Does not or brokenly handle hostnames ending in a dot as common in DNS queries
Closed this issue · 2 comments
I have the following script named just-the-2nd-level-domain.pl
:
#!/usr/bin/perl
use strict;
use warnings;
use 5.010;
use Domain::PublicSuffix;
my $suffix = Domain::PublicSuffix->new({ allow_unlisted_tld => 0 });
while (my $domain = <>) {
chomp($domain);
say ($suffix->get_root_domain($domain) or say $suffix->error());
}
But the results are unexpected if I add a trailing dot:
~ → echo www.example.com | bin/just-the-2nd-level-domain.pl
example.com
~ → echo www.example.com. | bin/just-the-2nd-level-domain.pl
www.example.com.
Cause is probably line 218 in lib/Domain/PublicSuffix.pm
:
218: $root_domain =~ s/^.*\.(.*?\.$suffix)$/$1/;
Because $suffix
has been correctly set to com
without trailing dot, that regexp will not match and hence nothing gets replaced. (An assertion that this regexp must replace at least something might help here to catch such issues in the future.)
So far I only looked through the code and haven't checked if this is really the cause.

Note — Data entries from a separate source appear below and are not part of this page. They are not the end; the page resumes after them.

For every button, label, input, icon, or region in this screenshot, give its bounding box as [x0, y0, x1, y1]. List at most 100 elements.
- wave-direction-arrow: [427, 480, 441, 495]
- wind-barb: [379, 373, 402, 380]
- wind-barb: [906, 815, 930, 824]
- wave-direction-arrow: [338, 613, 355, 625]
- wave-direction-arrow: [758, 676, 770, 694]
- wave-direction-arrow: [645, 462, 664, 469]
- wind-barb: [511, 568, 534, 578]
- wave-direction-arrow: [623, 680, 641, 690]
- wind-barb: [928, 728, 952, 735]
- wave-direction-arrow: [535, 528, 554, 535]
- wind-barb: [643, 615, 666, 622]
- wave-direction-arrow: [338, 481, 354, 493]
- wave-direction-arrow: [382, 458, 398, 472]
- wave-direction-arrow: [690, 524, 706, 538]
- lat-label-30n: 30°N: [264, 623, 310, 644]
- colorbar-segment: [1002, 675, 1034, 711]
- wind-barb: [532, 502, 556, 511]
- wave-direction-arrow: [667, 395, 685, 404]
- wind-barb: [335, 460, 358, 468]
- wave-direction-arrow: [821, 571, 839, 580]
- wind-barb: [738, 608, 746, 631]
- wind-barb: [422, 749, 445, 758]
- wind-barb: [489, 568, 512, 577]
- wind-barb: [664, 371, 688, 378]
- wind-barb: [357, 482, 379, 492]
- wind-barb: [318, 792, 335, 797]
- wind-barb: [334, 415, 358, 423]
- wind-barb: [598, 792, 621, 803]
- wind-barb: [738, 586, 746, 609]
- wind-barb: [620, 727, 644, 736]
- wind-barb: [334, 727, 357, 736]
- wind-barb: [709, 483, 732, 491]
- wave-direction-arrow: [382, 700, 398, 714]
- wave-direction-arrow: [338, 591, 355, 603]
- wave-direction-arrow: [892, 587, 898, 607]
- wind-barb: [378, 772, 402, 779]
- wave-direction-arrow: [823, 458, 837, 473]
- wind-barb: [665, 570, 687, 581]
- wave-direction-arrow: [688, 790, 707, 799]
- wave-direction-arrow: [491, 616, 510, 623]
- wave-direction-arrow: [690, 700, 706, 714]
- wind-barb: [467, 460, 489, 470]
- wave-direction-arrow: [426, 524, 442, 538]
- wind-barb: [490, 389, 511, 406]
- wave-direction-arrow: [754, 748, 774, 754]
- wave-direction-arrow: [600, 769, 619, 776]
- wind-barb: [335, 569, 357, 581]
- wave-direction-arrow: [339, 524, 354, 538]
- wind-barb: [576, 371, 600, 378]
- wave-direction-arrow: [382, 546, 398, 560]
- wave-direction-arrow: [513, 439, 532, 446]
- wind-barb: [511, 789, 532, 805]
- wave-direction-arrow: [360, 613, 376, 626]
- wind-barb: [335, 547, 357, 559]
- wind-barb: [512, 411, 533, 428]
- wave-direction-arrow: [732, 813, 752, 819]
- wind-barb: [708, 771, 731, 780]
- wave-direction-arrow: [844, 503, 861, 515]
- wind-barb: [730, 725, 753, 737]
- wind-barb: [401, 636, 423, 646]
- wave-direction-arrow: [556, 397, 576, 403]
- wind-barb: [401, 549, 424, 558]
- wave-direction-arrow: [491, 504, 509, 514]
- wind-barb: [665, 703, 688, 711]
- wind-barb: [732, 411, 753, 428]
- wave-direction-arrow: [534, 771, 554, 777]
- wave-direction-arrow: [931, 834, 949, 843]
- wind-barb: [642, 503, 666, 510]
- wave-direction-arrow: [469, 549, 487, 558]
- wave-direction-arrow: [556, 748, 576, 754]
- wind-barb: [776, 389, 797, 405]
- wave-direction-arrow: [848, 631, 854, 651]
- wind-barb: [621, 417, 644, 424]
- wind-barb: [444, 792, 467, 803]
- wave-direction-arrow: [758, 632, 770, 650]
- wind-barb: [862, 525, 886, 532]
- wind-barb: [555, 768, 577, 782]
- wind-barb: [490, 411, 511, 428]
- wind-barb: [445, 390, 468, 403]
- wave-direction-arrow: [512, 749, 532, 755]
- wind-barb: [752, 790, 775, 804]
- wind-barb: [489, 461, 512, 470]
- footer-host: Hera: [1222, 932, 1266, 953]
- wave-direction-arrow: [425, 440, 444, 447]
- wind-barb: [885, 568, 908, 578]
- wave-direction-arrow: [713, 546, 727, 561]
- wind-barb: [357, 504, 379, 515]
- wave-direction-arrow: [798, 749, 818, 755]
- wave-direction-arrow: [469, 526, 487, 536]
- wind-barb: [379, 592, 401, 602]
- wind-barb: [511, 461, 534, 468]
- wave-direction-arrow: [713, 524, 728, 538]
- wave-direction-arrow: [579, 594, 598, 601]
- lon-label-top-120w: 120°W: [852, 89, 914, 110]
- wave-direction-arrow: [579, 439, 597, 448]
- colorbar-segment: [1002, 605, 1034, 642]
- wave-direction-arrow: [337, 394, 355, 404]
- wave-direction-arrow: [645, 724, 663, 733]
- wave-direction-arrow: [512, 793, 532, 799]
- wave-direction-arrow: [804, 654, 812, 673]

But I might implement the suspected fix and create a pull request with it later.
Note: I am using version 0.19 as packaged in Debian 11 Bullseye (current Debian Stable release as of this writing) with Perl 5.32 (from Debian as well).
Yep, this patch fixes the issue:
--- a/lib/Domain/PublicSuffix.pm
+++ b/lib/Domain/PublicSuffix.pm
@@ -215,7 +215,7 @@
$self->root_domain($suffix);
} else {
my $root_domain = $domain;
- $root_domain =~ s/^.*\.(.*?\.$suffix)$/$1/;
+ $root_domain =~ s/^.*\.(.*?\.$suffix)\.?$/$1/;
$self->root_domain($root_domain);
}
Outcome with the patch:
$ echo www.example.com. | ~/bin/just-the-2nd-level-domain.pl
example.com
Will create a pull-request for that.
Thank you so much for your contribution!